30*

4.3K 313 121
                                    

{Yazar}

Açık omzuna kondurulan küçük öpücük ile gözlerini açtı Ege yavaşça ve güneş dolayısıyla kısarak.

Barkın sırtını duvara vermiş ona bakıyordu gülerek. Ege de ona güldü hafifçe sonra tek gözünü kısarak saate baktı. Ve sonra da yine o lanet günün geldiğini hatırladı.

Hastaneye gidecekti.

"Günaydın." Diye mırıldandı Barkın çocuğu göğsüne yaslarken. Kıvırcık çocuk hemen yerini benimseyip kafasını oraya sürttü ve sanki sıkı sarılırsa hastaneye gitmeyeceklermiş gibi Barkın'ın uyurken açılan beline elini atıp kendine doğru çekti yavaşça.

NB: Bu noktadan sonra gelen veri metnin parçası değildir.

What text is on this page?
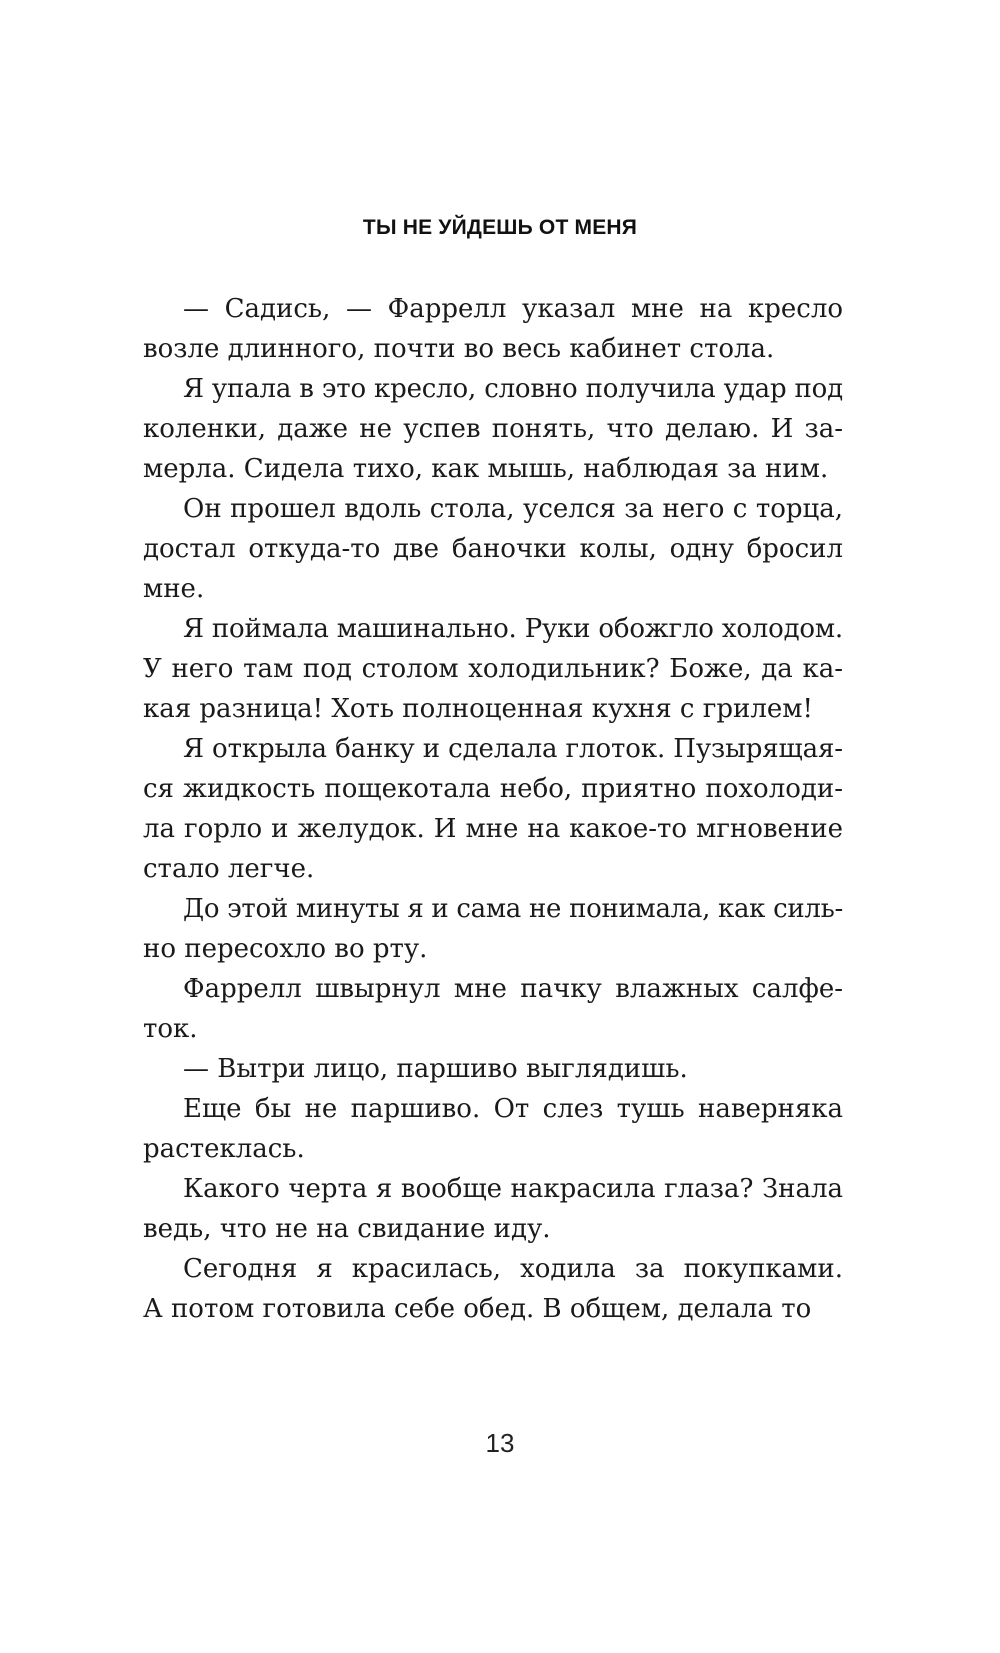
ТЫ НЕ УЙДЕШЬ ОТ МЕНЯ
— Садись, — Фаррелл указал мне на кресло
возле длинного, почти во весь кабинет стола.
Я упала в это кресло, словно получила удар под
коленки, даже не успев понять, что делаю. И за-
мерла. Сидела тихо, как мышь, наблюдая за ним.
Он прошел вдоль стола, уселся за него с торца,
достал откуда-то две баночки колы, одну бросил
мне.
Я поймала машинально. Руки обожгло холодом.
У него там под столом холодильник? Боже, да ка-
кая разница! Хоть полноценная кухня с грилем!
Я открыла банку и сделала глоток. Пузырящая-
ся жидкость пощекотала небо, приятно похолоди-
ла горло и желудок. И мне на какое-то мгновение
стало легче.
До этой минуты я и сама не понимала, как силь-
но пересохло во рту.
Фаррелл швырнул мне пачку влажных салфе-
ток.
— Вытри лицо, паршиво выглядишь.
Еще бы не паршиво. От слез тушь наверняка
растеклась.
Какого черта я вообще накрасила глаза? Знала
ведь, что не на свидание иду.
Сегодня я красилась, ходила за покупками.
А потом готовила себе обед. В общем, делала то
13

"Gitmek istemiyorum." Diye mırıldandı acı çeken bir ses ile Ege. İstemiyordu gitmek bir daha ve bir daha aynı şeyleri yaşamak ve sonunda yine kötü bir rüya olarak kaldığını kendine söylemek.

Bir daha o soğuk aletin üzerine yatmak veya korku ile bitmesini beklemek istemiyordu. Zaten uyuşturucu isteği bitmişti daha niye gitmek zorundaydı ki?

Barkın kafasını salladı ve "Ben de seni götürmek istemiyorum. Ama... Bir anlaşma yaptık."

Sevdiğini ağlarken veya korkarken görmek istemiyordu. Çaresizce bitmesini beklemek istemiyordu. Onu sakinleştirmek için her boku denedikten sonra bile orada onun çaresizce bitmesini beklemesini istemiyordu.

"Anlaşmayı iznin ile sikmek istiyorum." Dedi kafasını siyah saçlı çocuğun göğsünden kaldırdıktan sonra Ege. Barkın güldü ve alnına küçük bir öpücük kondurup onun yüzüne baktı.

Şişmiş ve kızarmış gözler dağılmış saç ve yukarı kalkmış dudaklar aşırı şirin gözüküyordu.

"Barkın." Diye mırıldandı ege.

"Hm?" Barkın gülerek ona bakarken ege sırıttı ve "Gitmeyelim uyuyalım." Dedi belki kabul eder diye düşünerek. Gitmek cidden istemiyordu.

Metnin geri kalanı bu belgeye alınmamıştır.